Secondly, Kernel swaps out unused pages to SWAP, relieving pressure from RAM. So, SWAP is often used even if you fill 1% of your RAM. This allows for more hot data to be cached, allowing better resource utilization and performance in the long run.

So, eff it, we ball is never a good system administration strategy. Even if everything is ephemeral and can be rebooted in three seconds.

Sure, some things like Kubernetes forces "no SWAP, period" policies because it kills pods when pressure exceeds some value, but for more traditional setups, it's still valuable.

replies(8): >>45662537 #>>45662599 #>>45662646 #>>45662687 #>>45663237 #>>45663354 #>>45664553 #>>45664705 #
db48x ◴[] No.45664705[source]
This is not really true of most SSDs. When Linux is really thrashing the swap it’ll be essentially unusable unless the disk is _really_ fast. Fast enough SSDs are available though. Note that when it’s really thrashing the swap the workload is 100% random 4KB reads and writes in equal quantities. Many SSDs have high read speeds and high write speeds but have much worse performance under mixed workloads.

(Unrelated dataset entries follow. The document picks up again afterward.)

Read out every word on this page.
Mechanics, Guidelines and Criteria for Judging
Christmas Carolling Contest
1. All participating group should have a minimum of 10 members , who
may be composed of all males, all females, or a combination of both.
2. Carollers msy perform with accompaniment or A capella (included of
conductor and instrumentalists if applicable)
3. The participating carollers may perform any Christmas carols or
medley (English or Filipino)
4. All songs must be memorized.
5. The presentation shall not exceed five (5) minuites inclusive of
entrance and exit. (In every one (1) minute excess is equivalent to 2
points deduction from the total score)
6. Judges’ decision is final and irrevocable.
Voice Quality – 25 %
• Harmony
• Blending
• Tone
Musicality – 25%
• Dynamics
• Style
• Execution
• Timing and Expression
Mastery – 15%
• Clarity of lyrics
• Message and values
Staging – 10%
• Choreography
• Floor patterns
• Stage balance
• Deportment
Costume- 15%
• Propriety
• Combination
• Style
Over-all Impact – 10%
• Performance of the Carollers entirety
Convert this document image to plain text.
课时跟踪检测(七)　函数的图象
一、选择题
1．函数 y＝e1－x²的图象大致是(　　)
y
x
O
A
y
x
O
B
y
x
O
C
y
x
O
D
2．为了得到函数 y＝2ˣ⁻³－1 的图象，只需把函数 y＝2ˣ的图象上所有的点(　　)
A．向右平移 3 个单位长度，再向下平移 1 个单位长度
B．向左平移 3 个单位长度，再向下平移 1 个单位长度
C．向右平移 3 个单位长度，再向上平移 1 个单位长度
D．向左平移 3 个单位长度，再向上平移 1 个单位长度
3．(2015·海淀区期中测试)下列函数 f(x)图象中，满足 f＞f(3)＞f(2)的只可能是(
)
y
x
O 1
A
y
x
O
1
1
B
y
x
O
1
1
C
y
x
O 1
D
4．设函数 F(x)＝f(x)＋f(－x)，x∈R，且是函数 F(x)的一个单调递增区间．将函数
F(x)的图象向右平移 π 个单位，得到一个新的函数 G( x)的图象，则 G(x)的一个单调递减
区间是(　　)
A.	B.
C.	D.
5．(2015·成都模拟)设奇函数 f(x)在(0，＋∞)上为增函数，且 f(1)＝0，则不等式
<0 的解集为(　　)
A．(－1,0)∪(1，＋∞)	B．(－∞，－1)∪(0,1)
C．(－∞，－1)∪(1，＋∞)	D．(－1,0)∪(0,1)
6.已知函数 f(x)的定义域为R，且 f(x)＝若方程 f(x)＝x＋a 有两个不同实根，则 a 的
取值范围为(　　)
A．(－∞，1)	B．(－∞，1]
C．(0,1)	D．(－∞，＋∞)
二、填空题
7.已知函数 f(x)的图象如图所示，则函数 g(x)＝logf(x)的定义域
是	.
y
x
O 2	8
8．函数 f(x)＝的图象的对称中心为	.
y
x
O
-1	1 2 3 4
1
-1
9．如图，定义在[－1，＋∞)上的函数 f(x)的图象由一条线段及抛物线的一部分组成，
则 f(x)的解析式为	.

I once used an Intel Optane drive as swap for a job that needed hundreds of gigabytes of ram (in a computer that maxed out at 64 gigs). The latency was so low that even while the task was running the machine was almost perfectly usable; in fact I could almost watch videos without dropping frames at the same time.

replies(3): >>45665615 #>>45668643 #>>45668647 #
ValdikSS ◴[] No.45668647{3}[source]
It's fixed since Kernel 6.1 + MGLRU, see above, or read this: https://notes.valdikss.org.ru/linux-for-old-pc-from-2007/en/...
replies(1): >>45670562 #
webstrand ◴[] No.45670562{4}[source]
Do you know how the le9 patch compares to mg_lru? The latter applies to all memory, not just files as far as I can tell. The former might still be useful in preventing eager OOM while still keeping executable file-backed pages in memory?
replies(1): >>45675774 #
1. ValdikSS ◴[] No.45675774{5}[source]
le9 is a 'simple' method to keep the fixed amount of the page cache. It works exceptionally well for what it is, but it requires manual tuning of the amount of cache in MB.

MGLRU is basically a smarter version of already existing eviction algorithm, with evicts (or keeps) both page cache and anon pages, and combined with min_ttl_ms it tries to keep current active page cache for a specified amount of time. It still takes into account swappiness and does not operate on a fixed amount of page cache, unlike le9.

Both are effective in trashing prevention, both are different. MGLRU, especially with higher min_ttl_ms, could cause OOM killer more frequently than you'd like it to be called. I find le9 more effective for desktop use on old low-end machines, but that's only because it just keeps the (large/er amounts of) page cache. It's not very preferable for embedded systems for example.